Funding and clinicaltrials.gov
Funding and trial registration details reported by Ma et al. should be consulted in the original publication: Ma H, Frossard P, Gullo G, Trächsel B, Meuwly JY, Schneider AG. Reproducibility and precision of renal perfusion quantification with contrast enhanced ultrasound in critically ill patients: a prospective observational study. Crit Care. 2025 Oct 29;29(1):461. doi: 10.1186/s13054-025-05692-1.
Selected references and further reading
– Ma H et al. Reproducibility and precision of renal perfusion quantification with contrast enhanced ultrasound in critically ill patients: a prospective observational study. Crit Care. 2025;29:461.
– Piscaglia F, et al. The EFSUMB Guidelines and Recommendations on the Clinical Practice of Contrast-Enhanced Ultrasound (CEUS) — Update 2017. (EFSUMB technical guidance for CEUS acquisition and analysis.)
Practical takeaways for clinicians
– For bedside renal perfusion CEUS in the ICU, prioritize standardized acquisition protocols and operator training.
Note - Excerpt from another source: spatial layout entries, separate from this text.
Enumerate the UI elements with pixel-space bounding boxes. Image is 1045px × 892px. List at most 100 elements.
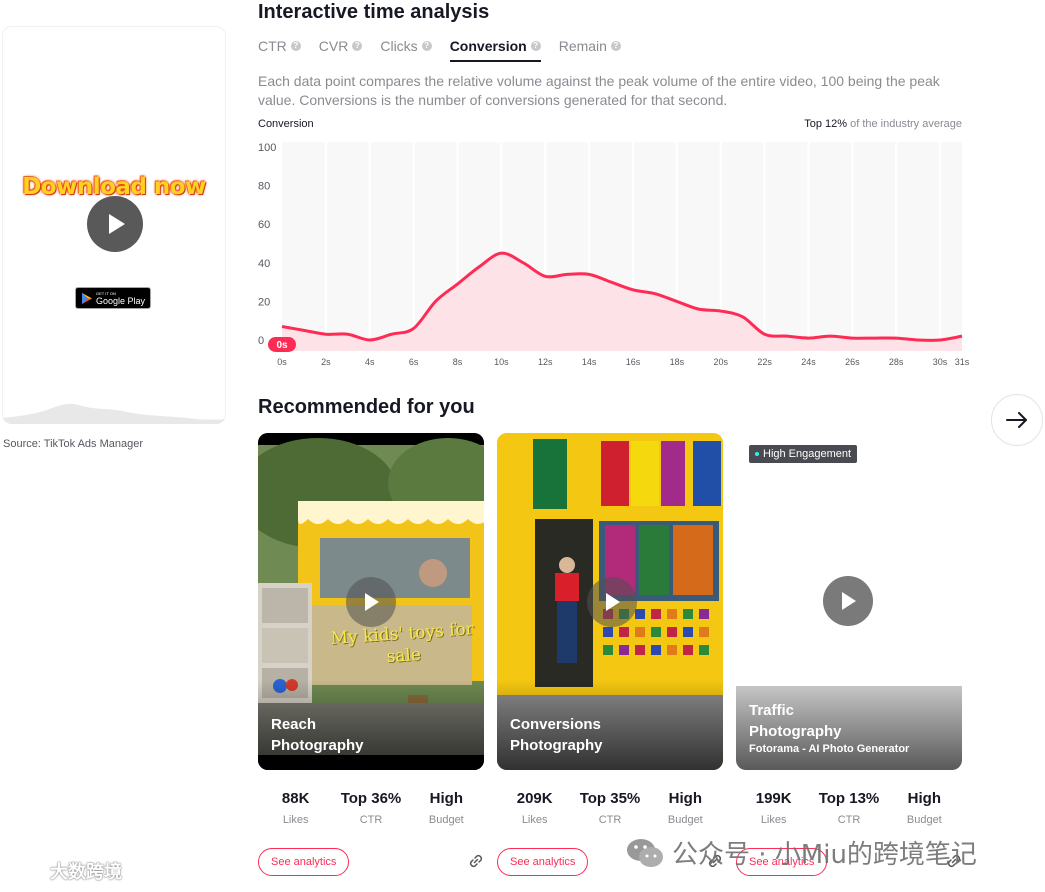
tab-cvr[interactable]: CVR ?: [319, 38, 363, 60]
x-tick-label: 14s: [582, 357, 597, 367]
see-analytics-button[interactable]: See analytics: [497, 848, 589, 876]
card-stats: 209K Likes Top 35% CTR High Budget: [497, 790, 723, 826]
stat-label: Likes: [521, 814, 548, 826]
brand-logo-icon: [6, 861, 40, 881]
stat-value: 209K: [516, 790, 553, 807]
y-tick-label: 60: [258, 219, 270, 231]
plot-area: [282, 142, 962, 351]
tab-label: CTR: [258, 38, 287, 54]
play-icon: [109, 214, 125, 234]
metric-tabs: CTR ? CVR ? Clicks ? Conversion ? Remain…: [258, 38, 639, 62]
y-tick-label: 40: [258, 258, 270, 270]
card-caption: Conversions Photography: [510, 714, 603, 756]
google-play-badge[interactable]: GET IT ON Google Play: [75, 287, 151, 309]
card-play-button[interactable]: [587, 577, 637, 627]
arrow-right-icon: [1006, 412, 1027, 428]
stat-likes: 209K Likes: [497, 790, 572, 826]
stat-value: 199K: [755, 790, 792, 807]
help-icon[interactable]: ?: [610, 41, 621, 51]
wechat-watermark: 公众号 · 小Miu的跨境笔记: [626, 834, 977, 871]
play-icon: [365, 593, 379, 611]
x-tick-label: 24s: [801, 357, 816, 367]
recommended-title: Recommended for you: [258, 396, 475, 418]
x-tick-label: 12s: [538, 357, 553, 367]
tab-label: Conversion: [449, 38, 527, 54]
help-icon[interactable]: ?: [352, 41, 363, 51]
chart-description: Each data point compares the relative vo…: [258, 73, 940, 108]
x-tick-label: 31s: [955, 357, 970, 367]
x-tick-label: 20s: [713, 357, 728, 367]
card-caption: Traffic Photography Fotorama - AI Photo …: [749, 700, 909, 756]
next-button[interactable]: [991, 394, 1043, 446]
card-subtitle: Photography: [749, 723, 842, 740]
badge-label: High Engagement: [763, 448, 852, 460]
x-tick-label: 2s: [321, 357, 331, 367]
tab-remain[interactable]: Remain ?: [559, 38, 621, 60]
card-title: Traffic: [749, 702, 795, 719]
y-tick-label: 80: [258, 181, 270, 193]
stat-ctr: Top 13% CTR: [811, 790, 886, 826]
stat-label: Likes: [760, 814, 787, 826]
badge-dot: [755, 452, 759, 456]
stat-value: Top 35%: [579, 790, 641, 807]
help-icon[interactable]: ?: [421, 41, 432, 51]
help-icon[interactable]: ?: [530, 41, 541, 51]
card-play-button[interactable]: [346, 577, 396, 627]
section-title: Interactive time analysis: [258, 1, 490, 23]
mini-waveform: [2, 403, 226, 424]
stat-value: High: [429, 790, 463, 807]
x-tick-label: 6s: [409, 357, 419, 367]
stat-budget: High Budget: [409, 790, 484, 826]
tab-clicks[interactable]: Clicks ?: [380, 38, 432, 60]
stat-label: Budget: [667, 814, 703, 826]
industry-comparison: Top 12% of the industry average: [804, 118, 962, 130]
x-tick-label: 8s: [453, 357, 463, 367]
preview-play-button[interactable]: [87, 196, 143, 252]
card-subtitle: Photography: [510, 737, 603, 754]
card-play-button[interactable]: [823, 576, 873, 626]
stat-value: Top 13%: [818, 790, 880, 807]
card-stats: 199K Likes Top 13% CTR High Budget: [736, 790, 962, 826]
series-area: [282, 253, 962, 351]
see-analytics-button[interactable]: See analytics: [258, 848, 350, 876]
link-icon[interactable]: [467, 852, 485, 870]
brand-watermark-text: 大数跨境: [50, 862, 122, 883]
industry-rest: of the industry average: [847, 118, 962, 130]
wechat-icon: [627, 838, 663, 867]
stat-label: Likes: [282, 814, 309, 826]
x-tick-label: 22s: [757, 357, 772, 367]
recommended-card[interactable]: Conversions Photography: [497, 433, 723, 770]
x-tick-label: 16s: [626, 357, 641, 367]
x-tick-label: 18s: [670, 357, 685, 367]
x-tick-label: 26s: [845, 357, 860, 367]
gplay-big-text: Google Play: [96, 295, 146, 306]
x-tick-label: 10s: [494, 357, 509, 367]
tab-conversion[interactable]: Conversion ?: [449, 38, 541, 62]
help-icon[interactable]: ?: [290, 41, 301, 51]
stat-label: CTR: [359, 814, 383, 826]
stat-value: 88K: [281, 790, 310, 807]
card-caption: Reach Photography: [271, 714, 364, 756]
x-tick-label: 4s: [365, 357, 375, 367]
source-note: Source: TikTok Ads Manager: [3, 438, 144, 450]
card-app-name: Fotorama - AI Photo Generator: [749, 743, 910, 755]
stat-label: Budget: [906, 814, 942, 826]
stat-ctr: Top 35% CTR: [572, 790, 647, 826]
y-tick-label: 0: [258, 335, 264, 347]
tab-ctr[interactable]: CTR ?: [258, 38, 301, 60]
recommended-card[interactable]: My kids' toys for sale Reach Photography: [258, 433, 484, 770]
google-play-icon: [82, 292, 92, 304]
metric-label: Conversion: [258, 118, 314, 130]
x-tick-label: 30s: [933, 357, 948, 367]
stat-label: CTR: [837, 814, 861, 826]
time-marker: [268, 337, 296, 352]
wechat-watermark-text: 公众号 · 小Miu的跨境笔记: [672, 840, 977, 870]
stat-budget: High Budget: [887, 790, 962, 826]
stat-budget: High Budget: [648, 790, 723, 826]
play-icon: [842, 592, 856, 610]
time-marker-label: 0s: [276, 340, 288, 351]
recommended-card[interactable]: High Engagement Traffic Photography Foto…: [736, 433, 962, 770]
video-preview[interactable]: Download now GET IT ON Google Play: [2, 26, 226, 424]
y-tick-label: 100: [258, 142, 276, 154]
high-engagement-badge: High Engagement: [749, 445, 858, 463]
– Favor mTT for comparisons across time or between centres when infusion conditions may vary.
– When amplitude metrics are required, acquire multiple replicates (median five in this study) and average results to improve precision.
– Recognize that current evidence supports feasibility and reproducibility in stable patients; apply caution in unstable patients until further data are available.